The company has confirmed it is in the process of updating its culture and value statement 

The UK’s most valuable fintech company, Revolut, has appointed a team to tackle an “aggressive corporate culture and secure a UK banking licence”. This is according to an article published in the Guardian.

The move comes after scrutiny into the working culture at the fast-growing financial services firm, a high turnover and criticism from former members of staff of a high-stress working environment.

According to an article in Wired from 2019, former Revolut employees had complained the company’s rapid growth was coming at a high human cost – including unpaid work and unachievable targets.

Revolut has grown exponentially since 2015, when it launched as a prepaid card offering free currency exchange to customers. Today it has over 25 million customers and currently employs 6,000 staff across 37 countries.
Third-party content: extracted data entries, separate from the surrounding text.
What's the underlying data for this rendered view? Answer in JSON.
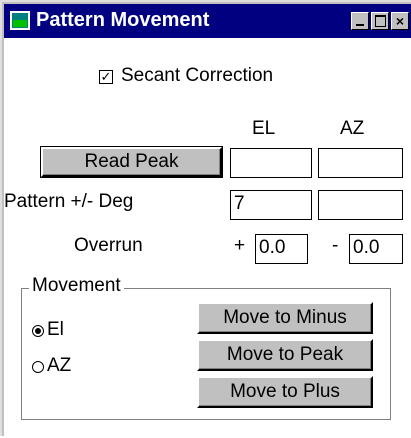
{
  "window": {
    "title": "Pattern Movement",
    "title_bg": "#000080",
    "window_bg": "#c0c0c0"
  },
  "secant": {
    "label": "Secant Correction",
    "checked": true
  },
  "columns": {
    "el": "EL",
    "az": "AZ"
  },
  "read_peak": {
    "button_label": "Read Peak",
    "el_value": "",
    "az_value": ""
  },
  "pattern": {
    "label": "Pattern +/- Deg",
    "el_value": "7",
    "az_value": ""
  },
  "overrun": {
    "label": "Overrun",
    "plus_sign": "+",
    "plus_value": "0.0",
    "minus_sign": "-",
    "minus_value": "0.0"
  },
  "movement": {
    "group_label": "Movement",
    "radios": [
      {
        "label": "El",
        "selected": true
      },
      {
        "label": "AZ",
        "selected": false
      }
    ],
    "buttons": [
      "Move to Minus",
      "Move to Peak",
      "Move to Plus"
    ]
  }
}
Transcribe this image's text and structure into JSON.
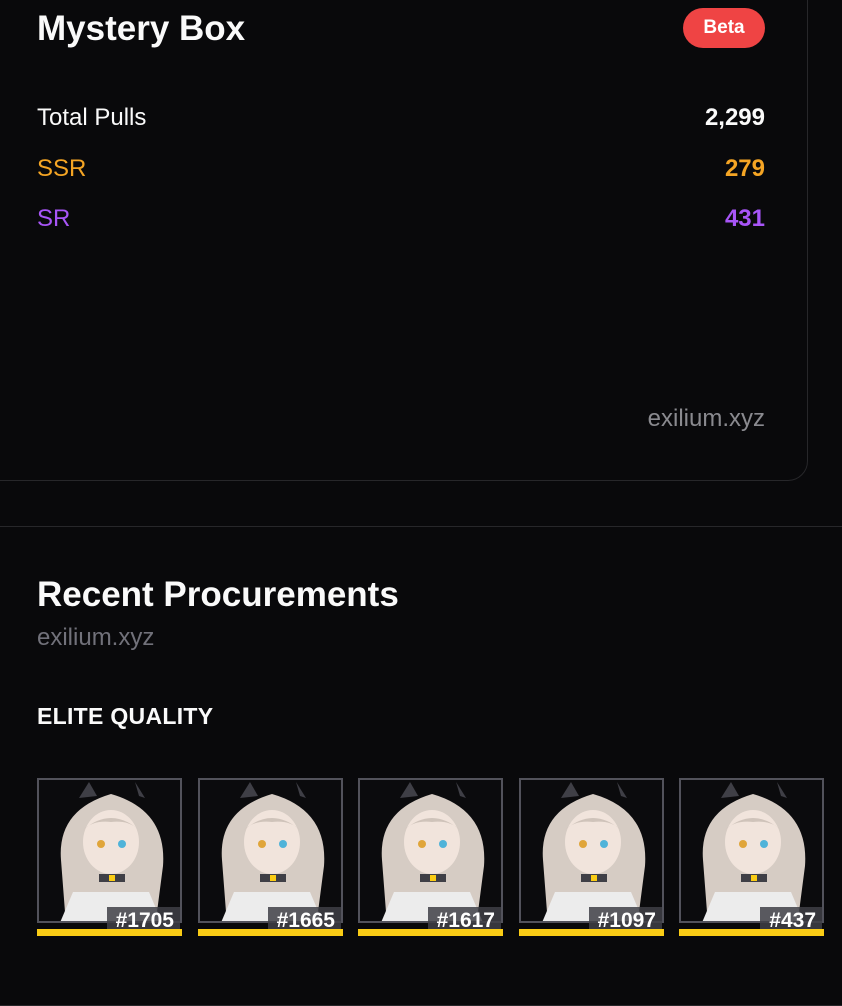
{
  "mystery_box": {
    "title": "Mystery Box",
    "badge": "Beta",
    "stats": [
      {
        "label": "Total Pulls",
        "value": "2,299"
      },
      {
        "label": "SSR",
        "value": "279"
      },
      {
        "label": "SR",
        "value": "431"
      }
    ],
    "watermark": "exilium.xyz"
  },
  "recent": {
    "title": "Recent Procurements",
    "watermark": "exilium.xyz",
    "section_label": "ELITE QUALITY",
    "items": [
      {
        "id": "#1705"
      },
      {
        "id": "#1665"
      },
      {
        "id": "#1617"
      },
      {
        "id": "#1097"
      },
      {
        "id": "#437"
      }
    ]
  },
  "colors": {
    "badge": "#ef4444",
    "ssr": "#f5a524",
    "sr": "#a855f7",
    "rarity_bar": "#facc15"
  }
}
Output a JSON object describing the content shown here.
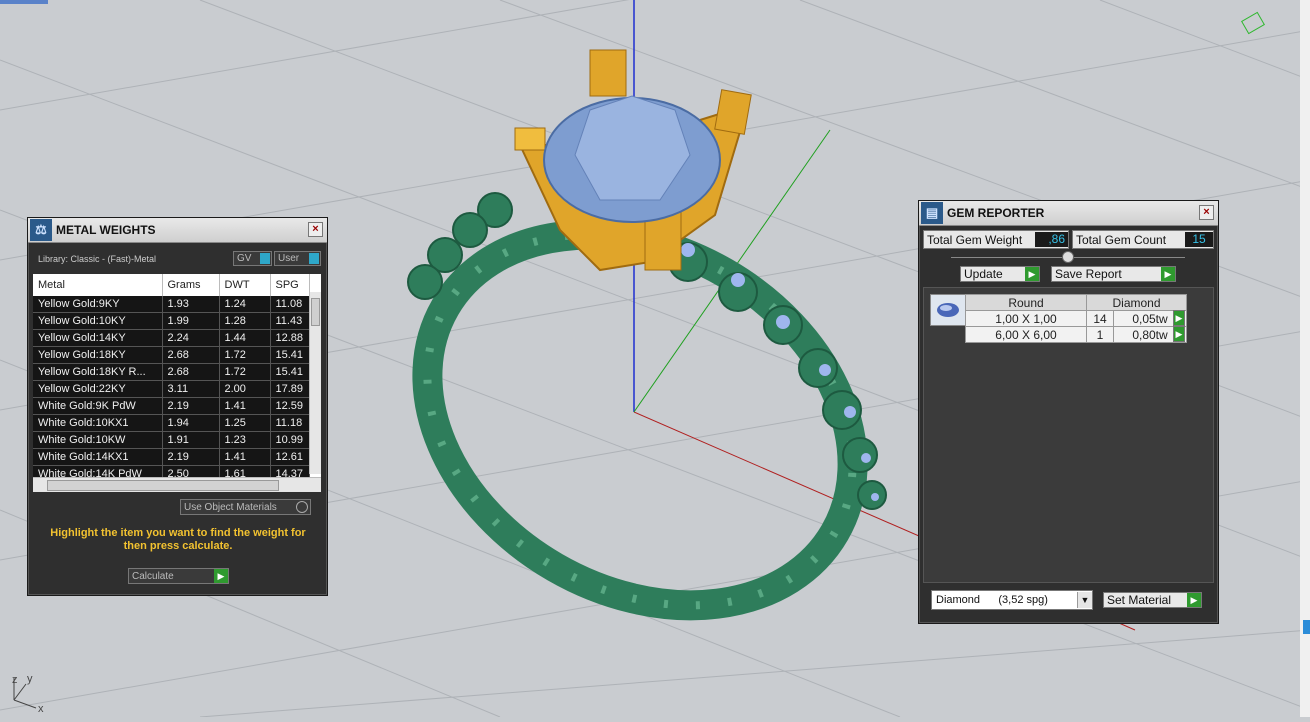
{
  "viewport": {
    "axis_label_z": "z",
    "axis_label_y": "y",
    "axis_label_x": "x"
  },
  "metal_weights": {
    "title": "METAL WEIGHTS",
    "library": "Library: Classic - (Fast)-Metal",
    "gv_label": "GV",
    "user_label": "User",
    "columns": [
      "Metal",
      "Grams",
      "DWT",
      "SPG"
    ],
    "rows": [
      [
        "Yellow Gold:9KY",
        "1.93",
        "1.24",
        "11.08"
      ],
      [
        "Yellow Gold:10KY",
        "1.99",
        "1.28",
        "11.43"
      ],
      [
        "Yellow Gold:14KY",
        "2.24",
        "1.44",
        "12.88"
      ],
      [
        "Yellow Gold:18KY",
        "2.68",
        "1.72",
        "15.41"
      ],
      [
        "Yellow Gold:18KY R...",
        "2.68",
        "1.72",
        "15.41"
      ],
      [
        "Yellow Gold:22KY",
        "3.11",
        "2.00",
        "17.89"
      ],
      [
        "White Gold:9K PdW",
        "2.19",
        "1.41",
        "12.59"
      ],
      [
        "White Gold:10KX1",
        "1.94",
        "1.25",
        "11.18"
      ],
      [
        "White Gold:10KW",
        "1.91",
        "1.23",
        "10.99"
      ],
      [
        "White Gold:14KX1",
        "2.19",
        "1.41",
        "12.61"
      ],
      [
        "White Gold:14K PdW",
        "2.50",
        "1.61",
        "14.37"
      ]
    ],
    "use_object_materials": "Use Object Materials",
    "hint": "Highlight the item you want to find the weight for then press calculate.",
    "calculate_label": "Calculate"
  },
  "gem_reporter": {
    "title": "GEM REPORTER",
    "total_weight_label": "Total Gem Weight",
    "total_weight_value": ",86",
    "total_count_label": "Total Gem Count",
    "total_count_value": "15",
    "update_label": "Update",
    "save_report_label": "Save Report",
    "table_head": [
      "Round",
      "Diamond"
    ],
    "rows": [
      [
        "1,00 X 1,00",
        "14",
        "0,05tw"
      ],
      [
        "6,00 X 6,00",
        "1",
        "0,80tw"
      ]
    ],
    "material_select": "Diamond      (3,52 spg)",
    "set_material_label": "Set Material"
  },
  "colors": {
    "panel_bg": "#2f2f2f",
    "ring_green": "#2e7d5b",
    "prong_gold": "#e0a52a",
    "gem_blue": "#7e9dd0",
    "go_green": "#2f9a2f",
    "value_cyan": "#36c2e8",
    "hint_yellow": "#f2c230"
  }
}
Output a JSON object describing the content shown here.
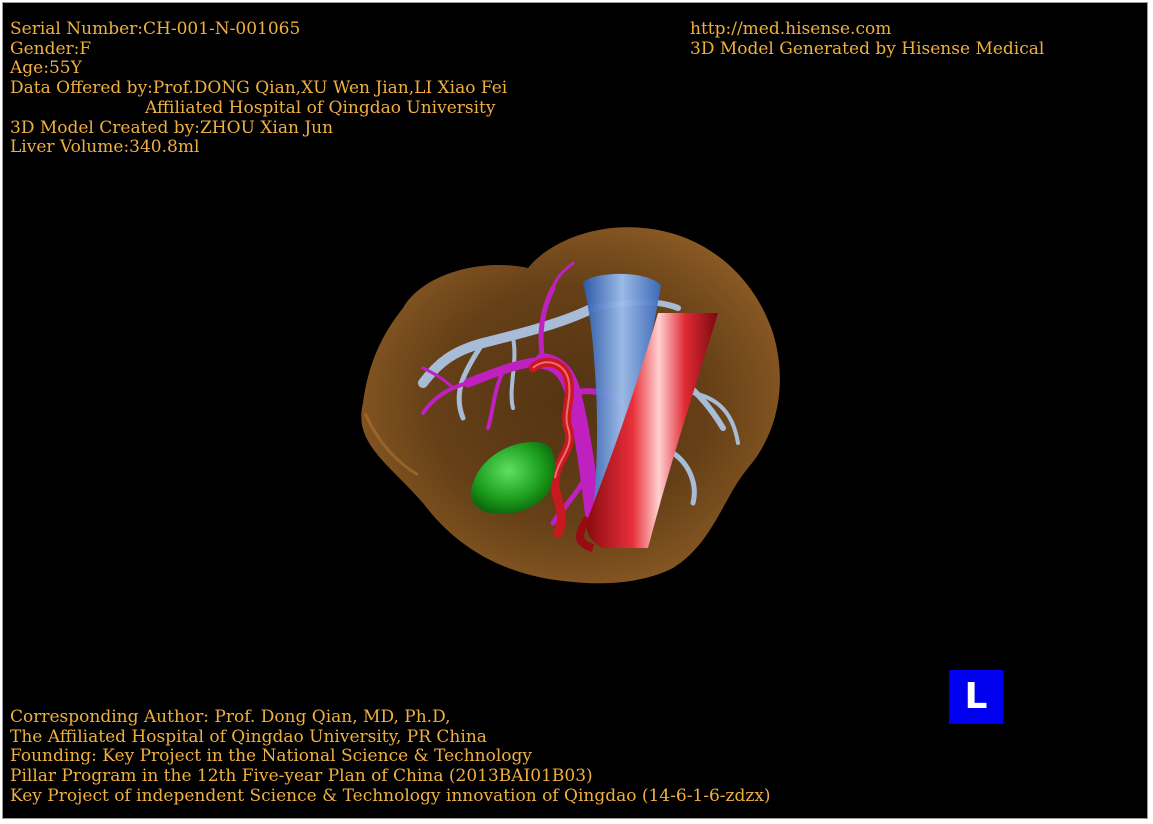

The Guardian reports that the firm’s joint founder and chief executive, Nik Storonsky, has told employees to be “inclusive, approachable” and “respectful at all times”, and to use the “the best tone of voice, time and situation to provide feedback”.

Core values will continue

He outlined the new list of “values-based behaviours” during the company’s latest Town Hall Meeting and said they would would replace current phrasing on the company’s website. 

The firm has since updated its culture and value statement.

Revolut had previously warned prospective employees that the “bar is very high” and that if staff fall short of “perfection” they will be assessed “accurately, not kindly”, even though “it might hurt sometimes”.

The Guardian reports that the ”widely reported issues around Revolut’s corporate culture are understood to have been raised with Storonsky by board members who have been trying to convince the Financial Conduct Authority to approve the company’s UK banking licence application since early 2021”.

The company denies its planned cultural “shift” is designed to appease the UK regulator. 

A Revolut spokesperson told StrategicRISK the firm’s core values and culture were not inherently changing. 

“We have a high-performance culture, which we are incredibly proud of, as it has gotten us to where we are today,” they said.  

“Whilst our core values will remain the same, we have come up with a set of expected actions for our employees that enhances our culture. It’s about embedding our culture into everything we do so our people know exactly what are good, value-driven actions and what aren’t. 

“It is incredibly important to us that all Revolut’s stakeholders, from our employees, to shareholders, and regulators trust that we have a culture in place that is being driven across all parts of the business.”